Longtime offensive coordinator Jay Anderson has been named as his replacement.
Ferguson, known as an astute defensive mind, bucked the trend of private schools playing at lower levels of competition, taking Totino-Grace, with an enrollment of roughly 700, into the highest classes of the sport.
After six state titles at the Class 4A level, the Eagles moved up to Class 5A, which was then the highest class of football in the state, in 2011. After winning the Class 5A title in 2012, the year that Class 6A was added, the Eagles opted up once more, moving to Class 6A in 2013.
They made two trips to the Prep Bowl in three seasons after that, narrowly losing to Eden Prairie 28-27 in the 2014 Class 6A championship game and defeating Eden Prairie 28-20 in the 2016 final.
After that victory, Ferguson addressed the persistent complaining of a recruiting advantage that always surfaces when a private school wins state championships.
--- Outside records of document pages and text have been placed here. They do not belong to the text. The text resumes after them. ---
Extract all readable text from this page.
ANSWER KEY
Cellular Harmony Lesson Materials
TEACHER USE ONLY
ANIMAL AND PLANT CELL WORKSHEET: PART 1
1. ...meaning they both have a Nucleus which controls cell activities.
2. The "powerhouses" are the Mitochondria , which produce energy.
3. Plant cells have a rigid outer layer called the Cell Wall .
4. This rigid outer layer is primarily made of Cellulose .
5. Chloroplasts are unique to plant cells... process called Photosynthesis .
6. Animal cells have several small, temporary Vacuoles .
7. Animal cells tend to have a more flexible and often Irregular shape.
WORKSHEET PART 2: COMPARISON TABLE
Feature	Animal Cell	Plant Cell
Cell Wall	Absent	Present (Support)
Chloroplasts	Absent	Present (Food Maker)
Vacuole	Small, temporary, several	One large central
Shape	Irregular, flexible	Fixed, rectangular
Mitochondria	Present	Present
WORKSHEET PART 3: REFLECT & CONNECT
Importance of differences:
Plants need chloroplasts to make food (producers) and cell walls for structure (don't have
"Do we recruit? Damn right, we do. We recruit students, not athletes. We have not and will never give one dollar in financial aid for an athletic scholarship," Ferguson said in a Q&A published in the Star Tribune. "It's funny. People think I spend my weekends driving around Andover looking for players. It's about the school. The better our school is, the more students we attract. That's the selling point."